【大阪北部地震】周辺で同規模地震の誘発も 熊本地震の前例、危険性を学者らが指摘 - 産経ニュース

【大阪北部地震】周辺で同規模地震の誘発も 熊本地震の前例、危険性を学者らが指摘

 震度6弱を観測した18日の大阪府北部地震を巡り、同じく活断層の密集地帯で起きた平成28年の熊本地震のように、周辺の活断層での地震を誘発する危険性があるとして、地震学者らが警戒を呼び掛けている。同じようなマグニチュード6程度の規模を考えておくべきだとしている。
 陸側のプレートに載る西日本の内陸部は、沈み込む海のプレートに押されて地震を起こすエネルギーをため込んでいて、「ひずみ集中帯」と呼ばれる。多くの活断層が集中するのはこのためだ。
 震源近くには神戸市北部から大阪府高槻市に延びる「有馬-高槻断層帯」や「生駒断層帯」、7年の阪神大震災を起こした「六甲・淡路島断層帯」、大阪市の真下を南北に走る「上町断層帯」があり、政府の地震調査委員会は地震が起きた活断層の特定には至らなかった。
 同様に活断層が密集する地域で起きた熊本地震は、最初の大きな地震が隣り合う別の活断層に影響し震源域が拡大した。
 古村孝志東京大教授(地震学)は「事前にどこかなのは分からないが、今回の地震に影響を受けた別の断層が動くこともあり得る」と話し、少なくとも1週間程度は同程度の地震に警戒が必要だと指摘する。
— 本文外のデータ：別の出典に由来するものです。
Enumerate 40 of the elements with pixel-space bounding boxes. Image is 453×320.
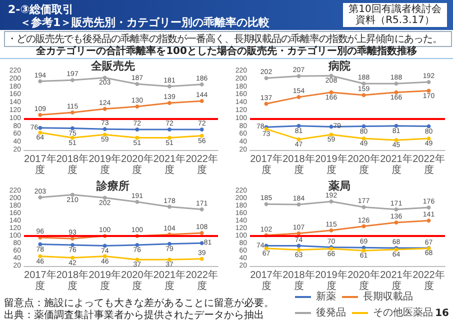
chart-title: 病院 bbox=[328, 60, 350, 72]
source-note: 出典：薬価調査集計事業者から提供されたデータから抽出 bbox=[4, 308, 264, 320]
text: 資料（R5.3.17） bbox=[343, 15, 447, 27]
x-tick-label: 2020年度 bbox=[121, 269, 154, 292]
chart-title: 診療所 bbox=[96, 180, 130, 192]
text: ＜参考1＞販売先別・カテゴリー別の乖離率の比較 bbox=[20, 15, 270, 30]
text: 第10回有識者検討会 bbox=[343, 3, 447, 15]
x-tick-label: 2022年度 bbox=[412, 269, 445, 292]
x-tick-label: 2018年度 bbox=[56, 269, 89, 292]
chart-title: 全販売先 bbox=[90, 60, 135, 72]
x-tick-label: 2017年度 bbox=[250, 269, 282, 292]
x-tick-label: 2019年度 bbox=[315, 269, 348, 292]
text: 2-③総価取引 bbox=[8, 2, 74, 16]
x-tick-label: 2019年度 bbox=[315, 153, 348, 176]
x-tick-label: 2020年度 bbox=[348, 153, 380, 176]
legend-label: 新薬 bbox=[316, 290, 336, 302]
x-tick-label: 2018年度 bbox=[282, 153, 315, 176]
x-tick-label: 2021年度 bbox=[153, 269, 186, 292]
text: 全カテゴリーの合計乖離率を100とした場合の販売先・カテゴリー別の乖離指数推移 bbox=[0, 44, 453, 59]
text: 16 bbox=[435, 308, 449, 319]
x-tick-label: 2021年度 bbox=[380, 153, 412, 176]
x-tick-label: 2017年度 bbox=[250, 153, 282, 176]
x-tick-label: 2022年度 bbox=[186, 269, 218, 292]
x-tick-label: 2021年度 bbox=[153, 153, 186, 176]
x-tick-label: 2018年度 bbox=[282, 269, 315, 292]
chart-title: 薬局 bbox=[328, 180, 350, 192]
legend-label: 長期収載品 bbox=[363, 290, 413, 302]
x-tick-label: 2020年度 bbox=[348, 269, 380, 292]
text: 留意点：施設によっても大きな差があることに留意が必要。 bbox=[4, 296, 274, 310]
x-tick-label: 2021年度 bbox=[380, 269, 412, 292]
x-tick-label: 2017年度 bbox=[24, 269, 56, 292]
x-tick-label: 2019年度 bbox=[88, 153, 121, 176]
x-tick-label: 2018年度 bbox=[56, 153, 89, 176]
x-tick-label: 2022年度 bbox=[412, 153, 445, 176]
x-tick-label: 2017年度 bbox=[24, 153, 56, 176]
legend-label: その他医薬品 bbox=[373, 306, 433, 318]
x-tick-label: 2019年度 bbox=[88, 269, 121, 292]
legend-label: 後発品 bbox=[316, 306, 346, 318]
x-tick-label: 2022年度 bbox=[186, 153, 218, 176]
x-tick-label: 2020年度 bbox=[121, 153, 154, 176]
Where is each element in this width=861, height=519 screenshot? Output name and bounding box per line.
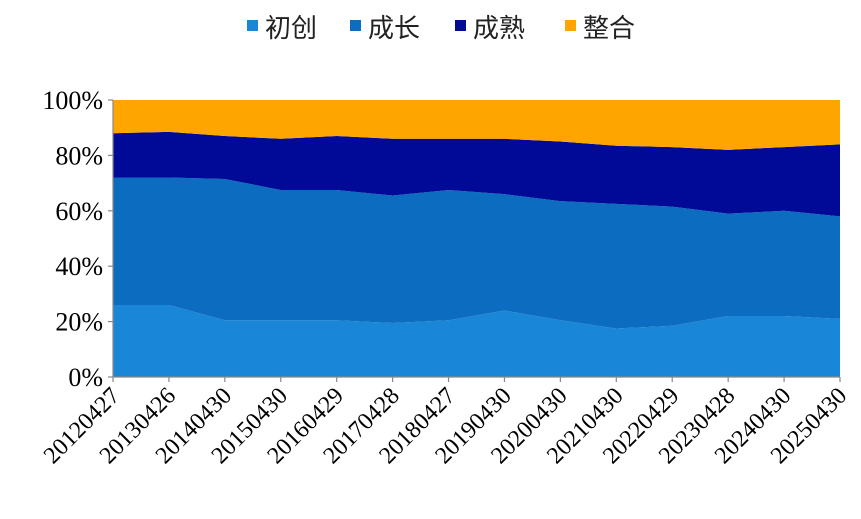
area-series-2 xyxy=(113,131,840,217)
legend-item-3: 整合 xyxy=(565,14,635,44)
y-tick-label: 20% xyxy=(55,308,103,337)
area-series-1 xyxy=(113,177,840,329)
area-series-0 xyxy=(113,304,840,377)
y-tick-label: 40% xyxy=(55,252,103,281)
y-tick-label: 80% xyxy=(55,141,103,170)
x-axis-ticks: 2012042720130426201404302015043020160429… xyxy=(39,377,852,469)
legend-swatch xyxy=(350,20,361,31)
y-axis-ticks: 0% 20% 40% 60% 80% 100% xyxy=(42,86,113,392)
area-layers xyxy=(113,100,840,377)
legend: 初创 成长 成熟 整合 xyxy=(247,14,635,44)
legend-label: 成长 xyxy=(368,14,420,44)
y-tick-label: 100% xyxy=(42,86,103,115)
legend-swatch xyxy=(565,20,576,31)
legend-label: 整合 xyxy=(583,14,635,44)
legend-item-1: 成长 xyxy=(350,14,420,44)
area-series-3 xyxy=(113,100,840,150)
axes xyxy=(112,100,840,378)
legend-swatch xyxy=(247,20,258,31)
legend-item-0: 初创 xyxy=(247,14,317,44)
legend-swatch xyxy=(455,20,466,31)
legend-label: 成熟 xyxy=(473,14,525,44)
legend-label: 初创 xyxy=(265,14,317,44)
legend-item-2: 成熟 xyxy=(455,14,525,44)
y-tick-label: 0% xyxy=(68,363,103,392)
y-tick-label: 60% xyxy=(55,197,103,226)
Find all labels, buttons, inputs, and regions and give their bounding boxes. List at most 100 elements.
 地震調査委員長の平田直東京大教授も「地震が別の場所で起きる可能性や、もっと強い揺れを伴う地震が同じ場所で起こる可能性がある」と話した。
 より長期的な大地震への警戒の必要性を訴える専門家も。陸海のプレート境界に当たる南海トラフの巨大地震が起きる30~50年前から、西日本の内陸では中規模の地震が増える傾向があることが記録から分かっている。
 建築研究所(茨城県)の都司嘉宣特別客員研究員は「次の南海地震に向かって地震が多くなっていくことが予想され、今回はその一つなのかもしれない」と話した。